Os Burial Hex, projecto de Clay Ruby, estiveram prestes a acabar inúmeras vezes. Felizmente tal não aconteceu, pelo que continuamos a ser brindados com novos trabalhos de um dos mais brilhantes experimentalistas a residir na intercepção entre o industrial, drone, ambient, e noise. Desta feita, a Aurora Burealis convidou o compositor norte-americano e o londrino Anji Cheung para um split conceptual sobre o equilíbrio entre luz e escuridão enquanto representação simbólica do solstício de inverno. No lado de Anji Cheung temos «Seven Are The Veils», um monumento de altíssima qualidade que cresce enquanto drone cerimonial e desagua numa meditação de dark ambient na segunda metade. Já o lado de Burial Hex, intitulado «Thaw», divide-se em quatro partes distintas, focando-se consecutivamente em cânticos litúrgicos, doom jazz à la Bohren, ambient desconcertante, e uma fascinante conclusão, guiada por sussurros e evocativas guitarras, e erigida numa base de techno.

04
Thou / Ragana
«Let Our Names Be Forgotten»


Nos anais da história da música extrema, o verão de 2018 será identificado como o verão dos Thou, não só pela quantidade de bons lançamentos assinados pelo colectivo de Baton Rouge, mas porque «Magus» e os EP acompanhantes reunificaram dois géneros nascidos dos Melvins que até então haviam seguido caminhos distintos. Ainda estava a poeira longe de assentar quando, juntamente com as Ragana, solidificaram esta unificação de sludge e grunge com o belíssimo «Let Our Names Be Forgotten», split que esperemos transforme Ragana no nome obrigatório destas lides que o anterior «You Take Nothing» já começara a justificar.

05
Turia / Vilkacis
«Turia & Vilkacis»


2018 foi um belíssimo ano tanto para os Turia com para os Vilkacis. Como já falámos dos Turia nesta lista e na revista em duas ou três ocasiões recentes, está na altura de dar o crédito merecido aos Vilkacis. Para os distraídos, trata-se do projecto a solo do Mike Rekevics, baterista dos Fell Voices, que imensas saudades nos deixam, e dos Yellow Eyes, entre muitos outros. O LP de estreia do projecto, «Beyond The Mortal Gate», é facilmente um dos melhores e mais intensos registos de black metal do ano.

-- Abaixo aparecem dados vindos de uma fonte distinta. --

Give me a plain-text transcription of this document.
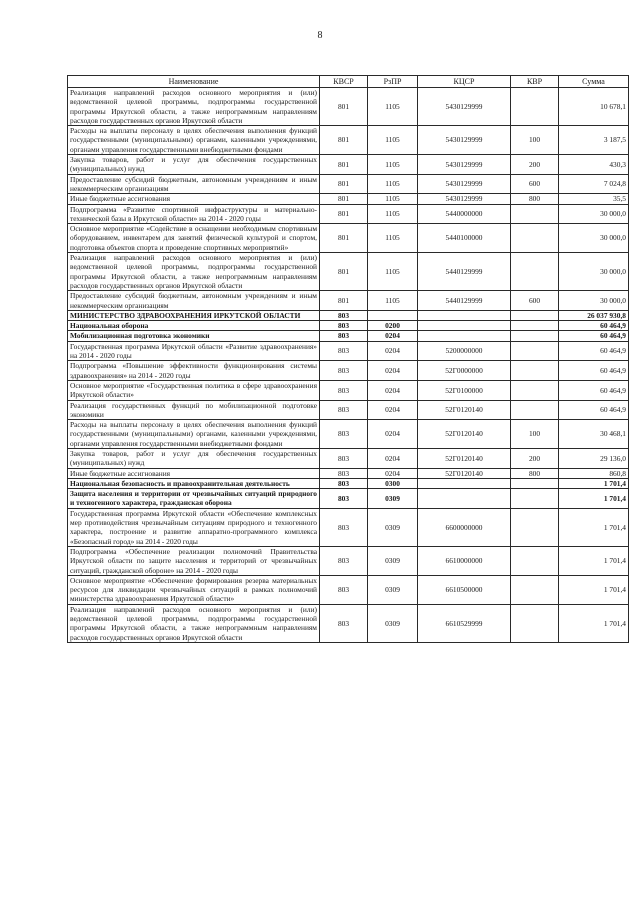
8
Наименование	КВСР	РзПР	КЦСР	КВР	Сумма
Реализация направлений расходов основного мероприятия и (или) ведомственной целевой программы, подпрограммы государственной программы Иркутской области, а также непрограммным направлениям расходов государственных органов Иркутской области	801	1105	5430129999		10 678,1
Расходы на выплаты персоналу в целях обеспечения выполнения функций государственными (муниципальными) органами, казенными учреждениями, органами управления государственными внебюджетными фондами	801	1105	5430129999	100	3 187,5
Закупка товаров, работ и услуг для обеспечения государственных (муниципальных) нужд	801	1105	5430129999	200	430,3
Предоставление субсидий бюджетным, автономным учреждениям и иным некоммерческим организациям	801	1105	5430129999	600	7 024,8
Иные бюджетные ассигнования	801	1105	5430129999	800	35,5
Подпрограмма «Развитие спортивной инфраструктуры и материально- технической базы в Иркутской области» на 2014 - 2020 годы	801	1105	5440000000		30 000,0
Основное мероприятие «Содействие в оснащении необходимым спортивным оборудованием, инвентарем для занятий физической культурой и спортом, подготовка объектов спорта и проведение спортивных мероприятий»	801	1105	5440100000		30 000,0
Реализация направлений расходов основного мероприятия и (или) ведомственной целевой программы, подпрограммы государственной программы Иркутской области, а также непрограммным направлениям расходов государственных органов Иркутской области	801	1105	5440129999		30 000,0
Предоставление субсидий бюджетным, автономным учреждениям и иным некоммерческим организациям	801	1105	5440129999	600	30 000,0
МИНИСТЕРСТВО ЗДРАВООХРАНЕНИЯ ИРКУТСКОЙ ОБЛАСТИ	803				26 037 930,8
Национальная оборона	803	0200			60 464,9
Мобилизационная подготовка экономики	803	0204			60 464,9
Государственная программа Иркутской области «Развитие здравоохранения» на 2014 - 2020 годы	803	0204	5200000000		60 464,9
Подпрограмма «Повышение эффективности функционирования системы здравоохранения» на 2014 - 2020 годы	803	0204	52Г0000000		60 464,9
Основное мероприятие «Государственная политика в сфере здравоохранения Иркутской области»	803	0204	52Г0100000		60 464,9
Реализация государственных функций по мобилизационной подготовке экономики	803	0204	52Г0120140		60 464,9
Расходы на выплаты персоналу в целях обеспечения выполнения функций государственными (муниципальными) органами, казенными учреждениями, органами управления государственными внебюджетными фондами	803	0204	52Г0120140	100	30 468,1
Закупка товаров, работ и услуг для обеспечения государственных (муниципальных) нужд	803	0204	52Г0120140	200	29 136,0
Иные бюджетные ассигнования	803	0204	52Г0120140	800	860,8
Национальная безопасность и правоохранительная деятельность	803	0300			1 701,4
Защита населения и территории от чрезвычайных ситуаций природного и техногенного характера, гражданская оборона	803	0309			1 701,4
Государственная программа Иркутской области «Обеспечение комплексных мер противодействия чрезвычайным ситуациям природного и техногенного характера, построение и развитие аппаратно-программного комплекса «Безопасный город» на 2014 - 2020 годы	803	0309	6600000000		1 701,4
Подпрограмма «Обеспечение реализации полномочий Правительства Иркутской области по защите населения и территорий от чрезвычайных ситуаций, гражданской обороне» на 2014 - 2020 годы	803	0309	6610000000		1 701,4
Основное мероприятие «Обеспечение формирования резерва материальных ресурсов для ликвидации чрезвычайных ситуаций в рамках полномочий министерства здравоохранения Иркутской области»	803	0309	6610500000		1 701,4
Реализация направлений расходов основного мероприятия и (или) ведомственной целевой программы, подпрограммы государственной программы Иркутской области, а также непрограммным направлениям расходов государственных органов Иркутской области	803	0309	6610529999		1 701,4
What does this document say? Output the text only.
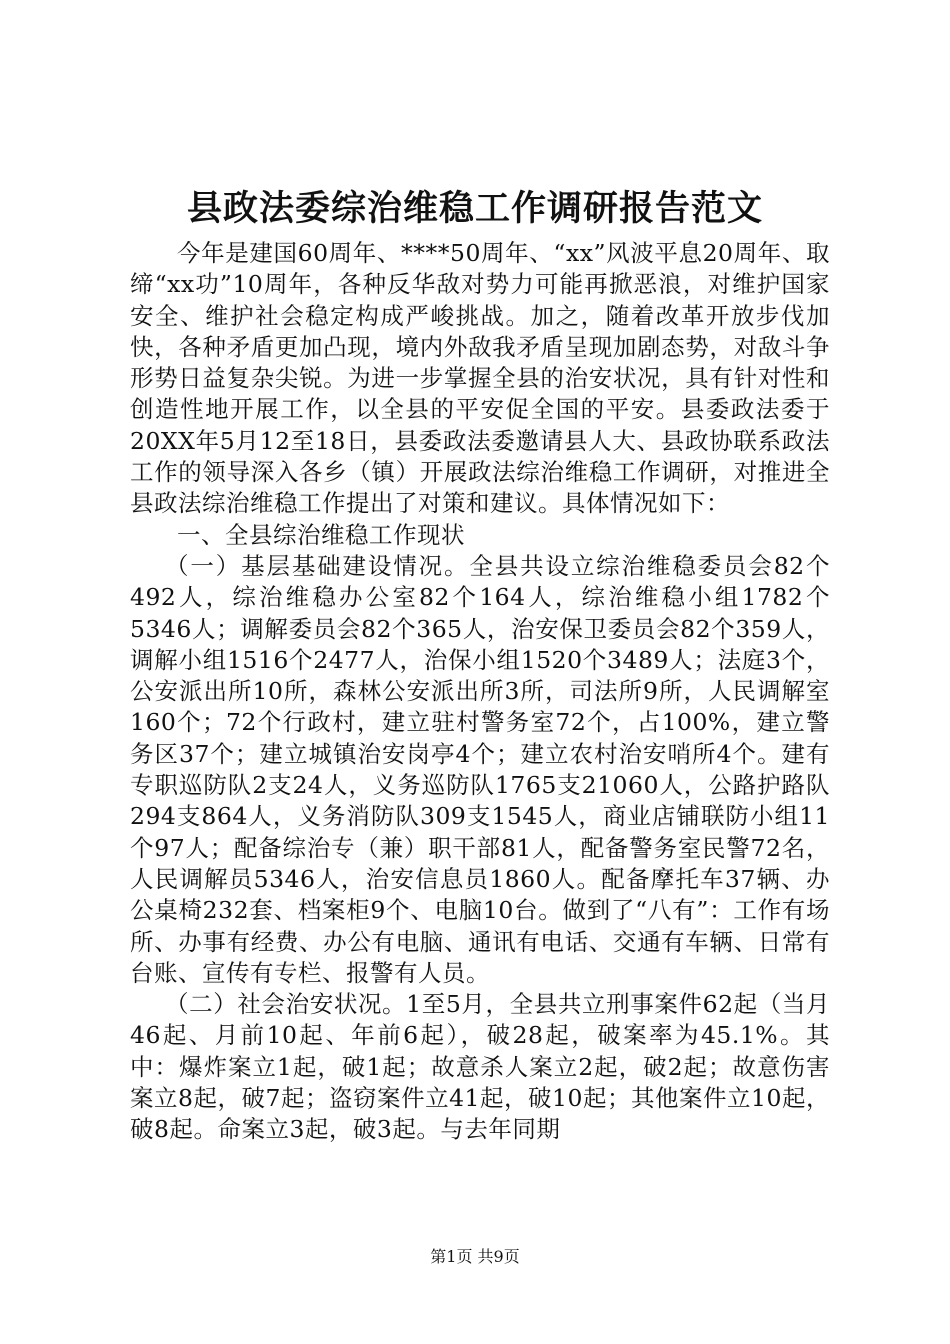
县政法委综治维稳工作调研报告范文

今年是建国60周年、****50周年、“xx”风波平息20周年、取缔“xx功”10周年，各种反华敌对势力可能再掀恶浪，对维护国家安全、维护社会稳定构成严峻挑战。加之，随着改革开放步伐加快，各种矛盾更加凸现，境内外敌我矛盾呈现加剧态势，对敌斗争形势日益复杂尖锐。为进一步掌握全县的治安状况，具有针对性和创造性地开展工作，以全县的平安促全国的平安。县委政法委于20XX年5月12至18日，县委政法委邀请县人大、县政协联系政法工作的领导深入各乡（镇）开展政法综治维稳工作调研，对推进全县政法综治维稳工作提出了对策和建议。具体情况如下：

一、全县综治维稳工作现状

（一）基层基础建设情况。全县共设立综治维稳委员会82个492人，综治维稳办公室82个164人，综治维稳小组1782个5346人；调解委员会82个365人，治安保卫委员会82个359人，调解小组1516个2477人，治保小组1520个3489人；法庭3个，公安派出所10所，森林公安派出所3所，司法所9所，人民调解室160个；72个行政村，建立驻村警务室72个，占100%，建立警务区37个；建立城镇治安岗亭4个；建立农村治安哨所4个。建有专职巡防队2支24人，义务巡防队1765支21060人，公路护路队294支864人，义务消防队309支1545人，商业店铺联防小组11个97人；配备综治专（兼）职干部81人，配备警务室民警72名，人民调解员5346人，治安信息员1860人。配备摩托车37辆、办公桌椅232套、档案柜9个、电脑10台。做到了“八有”：工作有场所、办事有经费、办公有电脑、通讯有电话、交通有车辆、日常有台账、宣传有专栏、报警有人员。

（二）社会治安状况。1至5月，全县共立刑事案件62起（当月46起、月前10起、年前6起），破28起，破案率为45.1%。其中：爆炸案立1起，破1起；故意杀人案立2起，破2起；故意伤害案立8起，破7起；盗窃案件立41起，破10起；其他案件立10起，破8起。命案立3起，破3起。与去年同期

第1页 共9页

A rara grandiosidade transmitida na justaposição entre a tareia desenfreada que dá à bateria e as simples mas régias melodias continua nas duas composições deste split. Dificilmente encontrarão uma canção capaz de transmitir tragédia e beleza em igual quantidade da mesma forma que «Final March Into Flame» consegue. Destaque ainda para a fantástica capa desenhada pela artista sul coreana Yu Rim Chung.

06
Pa Vesh En / Temple Moon
«Pa Vesh En / Temple Moon»


O catálogo de edições da Iron Bonehead em 2018 inclui uma série de estreias, com alguns nomes portugueses à mistura. Neste conjunto de novos projectos, destaca-se pela proficuidade o misterioso colectivo bielorrusso Pa Vesh En, que tem neste split com os britânicos Temple Moon o melhor dos seus quatro discos do ano. O contraste entre as abordagens é particularmente delicioso, com as darkthronezadas angustiantes dos Temple Moon a servirem como o necessário abanão após o tormento de caos lo-fi ordenado que tem lugar entre o primeiro, solitário acorde de «A Midnight Sickness», e o soturno decrescendo de «Last Episode».

07
Spectral Voice / Vastum
«Spectral Voice / Vastum»


Depois das tareias que foram «Eroded Corridors Of Unbeing» e «Hole Below», dois dos mais promissores nomes no death metal norte americano uniram-se para, em cerca de dez minutos, nos lembrarem exactamente porque é que os referidos discos atraíram tantos elogios em 2017 e 2015, respectivamente. Não há grandes surpresas nem precisava de haver: «Gagging On A Gash», dos Vastum, está pejada de grooves absolutamente viciantes, ao passo que «Katabatic Depths» apresenta uma sonoridade bem mais conspurcada e uma boa dose dos leads ominosos, que esta malta tão bem escreve.

08
Sly & The Family Drone + Dead Neanderthals / Mai Mai Mai
«Sly & The Family Drone + Dead Neanderthals / Mai Mai Mai»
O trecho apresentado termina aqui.